The original “hot news” doctrine was enunciated in a dispute about the distribution of news gathered by reporters risking themselves on the battlefields of the Great War in Europe. At the time there were only two news-reporting wires in the US – the International News Service (INS) and the Associated Press (AP). British censors barred INS reporters from sending overseas cables. News from the World War I battlefields was obviously “hot.” INS had to compete. So, INS paraphrased news stories from the AP news bulletins publically posted on the east coast. As a result, INS was able to compete at least on the west coast using the time difference to its advantage.

The court enunciated a five-point test in adjudging INS liable for misappropriation.

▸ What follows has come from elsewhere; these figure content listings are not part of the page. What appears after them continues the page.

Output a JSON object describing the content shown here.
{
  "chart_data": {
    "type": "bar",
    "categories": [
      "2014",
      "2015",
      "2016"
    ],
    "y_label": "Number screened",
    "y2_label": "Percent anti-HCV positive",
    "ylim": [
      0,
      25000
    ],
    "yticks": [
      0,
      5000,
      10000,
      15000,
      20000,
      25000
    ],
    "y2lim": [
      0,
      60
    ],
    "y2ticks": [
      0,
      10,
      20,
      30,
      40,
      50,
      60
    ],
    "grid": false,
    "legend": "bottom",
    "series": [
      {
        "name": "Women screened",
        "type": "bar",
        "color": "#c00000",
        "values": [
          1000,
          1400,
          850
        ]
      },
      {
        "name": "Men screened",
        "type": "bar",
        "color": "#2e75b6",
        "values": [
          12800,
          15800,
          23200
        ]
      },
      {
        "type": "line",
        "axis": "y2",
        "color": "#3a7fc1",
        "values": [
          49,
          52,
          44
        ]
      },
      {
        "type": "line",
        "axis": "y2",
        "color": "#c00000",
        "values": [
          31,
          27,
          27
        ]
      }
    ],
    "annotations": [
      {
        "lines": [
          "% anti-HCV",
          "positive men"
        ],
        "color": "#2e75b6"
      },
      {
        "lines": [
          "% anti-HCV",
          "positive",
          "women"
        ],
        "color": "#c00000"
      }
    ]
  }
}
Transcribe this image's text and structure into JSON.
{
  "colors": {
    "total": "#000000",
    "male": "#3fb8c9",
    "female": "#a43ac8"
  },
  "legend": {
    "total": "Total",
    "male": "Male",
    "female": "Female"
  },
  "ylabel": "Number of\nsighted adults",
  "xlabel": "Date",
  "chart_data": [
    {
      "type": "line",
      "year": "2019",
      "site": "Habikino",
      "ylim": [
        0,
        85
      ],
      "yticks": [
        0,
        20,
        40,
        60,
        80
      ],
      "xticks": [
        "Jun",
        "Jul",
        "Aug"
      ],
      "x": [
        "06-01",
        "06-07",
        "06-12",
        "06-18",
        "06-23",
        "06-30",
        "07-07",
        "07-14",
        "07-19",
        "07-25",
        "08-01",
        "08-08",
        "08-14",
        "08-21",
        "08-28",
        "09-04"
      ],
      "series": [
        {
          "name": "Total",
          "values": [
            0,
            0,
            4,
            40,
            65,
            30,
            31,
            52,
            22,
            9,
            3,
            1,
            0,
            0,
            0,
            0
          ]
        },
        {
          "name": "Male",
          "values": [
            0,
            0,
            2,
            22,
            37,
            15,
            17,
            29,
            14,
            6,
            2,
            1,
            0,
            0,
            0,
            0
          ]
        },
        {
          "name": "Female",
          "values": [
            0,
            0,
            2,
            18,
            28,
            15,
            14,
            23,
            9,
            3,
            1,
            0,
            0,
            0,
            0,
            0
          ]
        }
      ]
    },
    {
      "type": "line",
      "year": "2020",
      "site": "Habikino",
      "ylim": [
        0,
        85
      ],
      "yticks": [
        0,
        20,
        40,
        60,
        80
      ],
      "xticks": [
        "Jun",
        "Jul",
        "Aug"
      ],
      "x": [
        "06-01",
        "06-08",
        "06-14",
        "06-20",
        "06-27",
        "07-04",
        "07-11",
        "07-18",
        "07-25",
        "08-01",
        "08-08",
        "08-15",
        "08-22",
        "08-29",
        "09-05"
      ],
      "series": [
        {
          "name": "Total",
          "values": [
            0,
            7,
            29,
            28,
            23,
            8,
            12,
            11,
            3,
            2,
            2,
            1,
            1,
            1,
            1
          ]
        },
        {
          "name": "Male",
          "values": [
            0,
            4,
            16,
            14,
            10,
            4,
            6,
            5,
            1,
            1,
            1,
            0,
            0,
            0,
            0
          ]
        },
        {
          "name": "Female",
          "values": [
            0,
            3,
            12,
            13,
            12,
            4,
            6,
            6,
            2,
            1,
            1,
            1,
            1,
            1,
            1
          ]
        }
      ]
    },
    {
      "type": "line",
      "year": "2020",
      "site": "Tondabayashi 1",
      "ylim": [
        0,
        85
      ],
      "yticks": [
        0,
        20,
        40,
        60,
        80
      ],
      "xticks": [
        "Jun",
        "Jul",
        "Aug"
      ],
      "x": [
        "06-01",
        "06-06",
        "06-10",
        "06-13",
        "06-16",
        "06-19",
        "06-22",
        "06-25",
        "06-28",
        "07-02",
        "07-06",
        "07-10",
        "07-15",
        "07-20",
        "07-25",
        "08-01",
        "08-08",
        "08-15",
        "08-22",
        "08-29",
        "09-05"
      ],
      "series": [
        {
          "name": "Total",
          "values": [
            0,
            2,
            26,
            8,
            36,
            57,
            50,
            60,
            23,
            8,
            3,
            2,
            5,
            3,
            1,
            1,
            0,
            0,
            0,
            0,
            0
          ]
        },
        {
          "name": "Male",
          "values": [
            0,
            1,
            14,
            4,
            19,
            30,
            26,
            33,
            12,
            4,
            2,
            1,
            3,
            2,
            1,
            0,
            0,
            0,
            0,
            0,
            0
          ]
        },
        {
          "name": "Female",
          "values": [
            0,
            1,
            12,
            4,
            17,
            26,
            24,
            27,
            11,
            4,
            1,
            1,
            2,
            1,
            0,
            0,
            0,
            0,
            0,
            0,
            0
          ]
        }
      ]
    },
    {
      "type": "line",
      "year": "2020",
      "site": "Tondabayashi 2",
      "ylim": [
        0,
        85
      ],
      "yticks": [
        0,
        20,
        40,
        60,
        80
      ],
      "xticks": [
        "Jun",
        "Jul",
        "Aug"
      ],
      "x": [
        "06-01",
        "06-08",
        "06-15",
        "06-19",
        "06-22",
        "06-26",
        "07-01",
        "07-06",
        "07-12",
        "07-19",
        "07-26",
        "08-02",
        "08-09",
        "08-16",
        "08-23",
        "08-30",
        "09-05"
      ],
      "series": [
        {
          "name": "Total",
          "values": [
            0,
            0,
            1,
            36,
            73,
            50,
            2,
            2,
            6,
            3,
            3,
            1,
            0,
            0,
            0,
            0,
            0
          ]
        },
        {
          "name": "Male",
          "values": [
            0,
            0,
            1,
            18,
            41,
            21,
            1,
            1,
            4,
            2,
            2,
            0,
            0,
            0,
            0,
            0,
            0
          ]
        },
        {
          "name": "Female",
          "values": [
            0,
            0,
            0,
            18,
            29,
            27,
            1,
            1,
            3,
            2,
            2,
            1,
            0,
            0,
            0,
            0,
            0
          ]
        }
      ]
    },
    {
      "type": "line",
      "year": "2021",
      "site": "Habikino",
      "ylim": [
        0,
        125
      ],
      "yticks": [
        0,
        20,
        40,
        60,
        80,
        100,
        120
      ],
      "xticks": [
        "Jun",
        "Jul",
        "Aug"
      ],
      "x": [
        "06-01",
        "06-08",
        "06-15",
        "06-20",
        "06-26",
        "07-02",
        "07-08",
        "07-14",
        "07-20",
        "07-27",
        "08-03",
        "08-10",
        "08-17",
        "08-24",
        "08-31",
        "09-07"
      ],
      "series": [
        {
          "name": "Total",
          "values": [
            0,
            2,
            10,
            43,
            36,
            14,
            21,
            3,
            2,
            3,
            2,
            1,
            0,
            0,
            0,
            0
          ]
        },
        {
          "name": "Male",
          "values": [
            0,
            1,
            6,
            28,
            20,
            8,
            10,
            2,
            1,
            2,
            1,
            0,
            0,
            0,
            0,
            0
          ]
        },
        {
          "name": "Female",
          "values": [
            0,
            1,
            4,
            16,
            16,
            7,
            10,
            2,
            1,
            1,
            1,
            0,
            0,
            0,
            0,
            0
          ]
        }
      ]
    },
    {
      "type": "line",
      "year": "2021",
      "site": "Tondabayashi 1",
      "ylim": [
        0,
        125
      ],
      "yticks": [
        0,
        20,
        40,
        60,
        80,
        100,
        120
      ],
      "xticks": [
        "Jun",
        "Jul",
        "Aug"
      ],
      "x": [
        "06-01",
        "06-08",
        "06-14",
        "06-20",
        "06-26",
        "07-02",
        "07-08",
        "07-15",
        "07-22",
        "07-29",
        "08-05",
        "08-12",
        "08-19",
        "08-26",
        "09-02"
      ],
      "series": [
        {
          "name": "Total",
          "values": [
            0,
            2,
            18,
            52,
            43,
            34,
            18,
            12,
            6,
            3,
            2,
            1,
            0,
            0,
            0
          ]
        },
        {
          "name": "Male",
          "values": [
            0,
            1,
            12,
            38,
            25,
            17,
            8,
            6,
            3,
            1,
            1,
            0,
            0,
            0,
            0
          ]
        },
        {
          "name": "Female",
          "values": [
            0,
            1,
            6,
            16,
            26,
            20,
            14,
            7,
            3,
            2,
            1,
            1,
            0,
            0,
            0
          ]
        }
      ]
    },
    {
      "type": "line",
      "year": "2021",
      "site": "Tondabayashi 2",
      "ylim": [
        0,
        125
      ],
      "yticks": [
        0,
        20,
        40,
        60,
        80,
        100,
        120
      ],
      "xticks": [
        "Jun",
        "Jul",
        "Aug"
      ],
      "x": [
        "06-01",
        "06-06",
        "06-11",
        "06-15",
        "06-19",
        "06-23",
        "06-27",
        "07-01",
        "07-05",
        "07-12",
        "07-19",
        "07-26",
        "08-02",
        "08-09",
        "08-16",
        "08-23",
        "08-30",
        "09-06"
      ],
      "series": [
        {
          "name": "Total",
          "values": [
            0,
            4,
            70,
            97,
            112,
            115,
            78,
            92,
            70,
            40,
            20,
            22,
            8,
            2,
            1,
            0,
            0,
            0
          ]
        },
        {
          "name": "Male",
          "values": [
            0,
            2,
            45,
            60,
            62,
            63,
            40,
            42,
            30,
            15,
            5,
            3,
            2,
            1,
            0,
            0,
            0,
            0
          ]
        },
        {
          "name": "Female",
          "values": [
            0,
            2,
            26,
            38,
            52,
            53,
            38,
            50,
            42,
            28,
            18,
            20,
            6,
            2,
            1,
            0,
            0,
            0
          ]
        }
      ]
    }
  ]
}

The same factors were recently applied in the Fly dispute. The complaint was brought by several securities trading firms who objected to Fly’s online reporting of whether a particular trading firm had “upgraded” or “downgraded” a stock prior to the market’s opening bell. Fly’s defense was that it was reporting facts that were already being reported elsewhere, such as: “Morgan Stanley has downgraded ‘xyz’ stock.” To no avail, the Court prohibited Fly from publishing this information for a period of one half hour after the opening bell on the New York Stock Exchange.
Fly immediately appealed in April 2010. The Second Circuit took the issue up on an expedited basis. Arguments were heard in June. It was an extraordinary hearing. The Court heard the parties and numerous other interested parties, such as Google, Dow Jones. Many others were also given the opportunity to speak because of the important public policy issues raised. The courtroom was packed with press.

Yet, here we are in the New Year, without a decision.

In the meantime, probably encouraged by the Fly decision, Dow Jones sued Briefing.com over the use of headlines published on the Dow Jones news wire and the Wall Street Journal Online. Other newsgathering organizations may also be taking this opportunity to lock down facts.

If the doctrine of hot news remains viable at all, it needs to be modified to take into account the digital world. The elements should resemble something closer akin to the test for trade secrets, namely: the plaintiff must have gathered the information exclusively, taken significant and effective steps to keep the information confidential, the information must be extremely time sensitive, and the wrong-doer must be a direct competitor. Hopefully the Second Circuit will consider my opinion.

(In the interest of full disclosure, I represented Briefing.com in its defense against Dow Jones’ claims of hot news misappropriation.)